Over the past year, 7-Eleven has seen a huge expansion locally through acquisition and conversion of Wilson Farms stores to 7-Elevens, as well as opening of new locations.
Since 2000, 7-Eleven "coffee cup-voters" have successfully predicted the winner in each presidential election giving 7-Election a better track record than some well-known statistically valid polls. Past 7-Election results compared to actual vote tallies were:
7-Eleven customers also will see the return of vanilla-flavored "Purple for the People" Slurpee® drinks at participating 7-Eleven stores, billed as a "peace-maker" beverage to unite the country. During the contentious mid-term 2010 elections, 7-Eleven created the unifying purple drink to symbolically unite the red and blue sides of the political spectrum.

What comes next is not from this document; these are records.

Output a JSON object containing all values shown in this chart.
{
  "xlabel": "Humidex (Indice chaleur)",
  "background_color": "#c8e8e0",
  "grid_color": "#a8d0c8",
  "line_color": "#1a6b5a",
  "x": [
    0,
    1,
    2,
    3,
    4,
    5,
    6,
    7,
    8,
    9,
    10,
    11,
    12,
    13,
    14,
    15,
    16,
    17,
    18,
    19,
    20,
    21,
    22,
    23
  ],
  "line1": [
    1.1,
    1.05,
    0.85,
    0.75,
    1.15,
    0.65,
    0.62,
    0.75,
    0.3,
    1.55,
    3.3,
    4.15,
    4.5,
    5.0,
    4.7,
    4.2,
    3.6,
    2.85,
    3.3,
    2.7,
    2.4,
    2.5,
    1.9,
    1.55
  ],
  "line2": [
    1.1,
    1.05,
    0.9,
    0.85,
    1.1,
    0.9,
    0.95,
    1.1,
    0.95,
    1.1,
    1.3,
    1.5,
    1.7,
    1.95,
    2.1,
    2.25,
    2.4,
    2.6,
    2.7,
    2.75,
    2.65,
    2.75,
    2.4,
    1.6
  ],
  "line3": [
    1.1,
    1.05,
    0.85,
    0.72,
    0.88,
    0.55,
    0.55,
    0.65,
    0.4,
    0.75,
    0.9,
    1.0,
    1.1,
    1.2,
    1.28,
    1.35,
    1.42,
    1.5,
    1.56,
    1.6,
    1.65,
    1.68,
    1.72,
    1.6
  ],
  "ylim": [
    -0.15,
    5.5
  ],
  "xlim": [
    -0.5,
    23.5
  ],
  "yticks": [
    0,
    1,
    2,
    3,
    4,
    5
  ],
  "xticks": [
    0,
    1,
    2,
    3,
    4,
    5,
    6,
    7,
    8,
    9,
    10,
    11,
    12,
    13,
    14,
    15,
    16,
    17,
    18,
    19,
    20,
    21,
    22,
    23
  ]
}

7-Eleven was the first U.S. retailer to offer fresh-brewed coffee in to-go cups back in the mid 1960s. It proved an instant success. Customers liked fixing their coffee the way they wanted it - choosing cup size, regular or decaffeinated, and adding sweeteners and creamers to suit their tastes. Today, 7-Eleven sells more fresh-brewed coffee than anything else - 1 million cups per day. In each of the past 7-Election polls, more than 6 million candidate cups were cast.
While a nonpartisan beverage enjoyed by Democrats and Republicans alike, coffee does have deep political roots in American history. In 1607, Captain John Smith in Virginia introduced coffee in America, and it was named the national beverage by the First Continental Congress after the Boston Tea Party.